Son corps de souffrance est un livre ouvert et les petites phrases qu’il laisse sortir sont comme des clés de lecture, un décodeur qui nous permet justement de comprendre ce qu’il y a dans sa vie, de comprendre ce que Jésus a fait. Robert est un traité de ce que Jésus nous demande. Prendre sa croix avec lui chaque jour, c’est possible, ce n’est pas réservé à la grande Thérèse d’Avila. Ce n’est pas réservé à Padre Pio. Ce n’est pas réservé au grand saint Jean-Marie Vianney. C’est à la portée de tout le monde.

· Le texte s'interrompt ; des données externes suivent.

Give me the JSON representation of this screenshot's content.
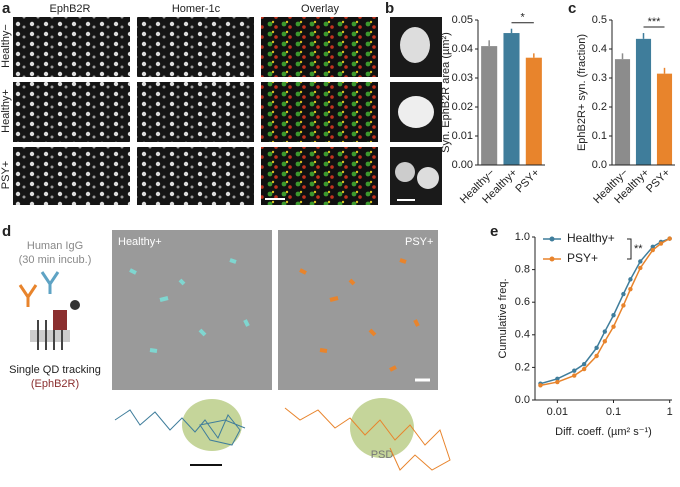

Il s’agit de mettre sa souffrance au service de tous ceux qui sont autour de toi , de ceux qui font partie de l’Église. C’est une spiritualité qui peut-être vécu par tout le monde et qui est au cœur de la vie chrétienne.
Loïc : -Personnellement dans votre vie cette rencontre avec Robert a tout changé ou approfondi ?
Père Batoum : -Je voudrais dire que le Seigneur m’a préparé à comprendre Robert de l’intérieur, alors j’ai travaillé avec un enseignant d’université qui m’a fait remarquer alors parmi les livres que j’ai écrit, que j’écris sur le mystère de la souffrance. J’ai fait les commentaires du livre de Job, j’ai prié dans un monastère trois mois et pour occuper mon temps on m’avait nommé bibliothécaire comme j’ai fait des études de Bible, j’enseigne les prophètes et je commence à lire le prophète Isaïe et je suis accroché par justement les 2e livre des Isaïe sur la consolation. Alors je commence à prendre des notes et plus tard quand me vient l’idée d’en faire une publication, je me rends compte que curieusement c’est la suite logique de premier livre de Job et je l’ai intitulé « Servir par la Souffrance « . Cela a été un temps de cheminement intérieur et de guérison intérieure. Le Seigneur s’est servi de ce livre de consolation pour me faire comprendre de l’intérieur ce que je connaissais intellectuellement : « Que des blessures nous vient la guérison » et ceux qui veulent la guérison, n’oubliez pas que c’est dans ce deuxième livre d’Isaïe que se trouve le chant du Serviteur Souffrant. Et il y a un lien profond entre Robert Naoussi et moi.
Je ne conçois pas la vie du prêtre sans souffrance parce qu’au final c’est ce qu’il y a au sein de la vie de prêtre, c’est L’Eucharistie.
L’Eucharistie, c’est le sacrifice, le don de soi. Je n’offre pas seulement Jésus non, je m’offre avec Jésus. Ce que je dis: Ceci est mon corps, ceci est mon sang. Jésus a dit que c’est son Corps et moi je le dis avec Jésus, Jésus le dit à moi, je ne peux pas faire une séparation moi personnellement. J’intègre les difficultés que ce soient matérielles, spirituelles, psychologiques, humaines, tout ça fait partie de mon sacerdoce.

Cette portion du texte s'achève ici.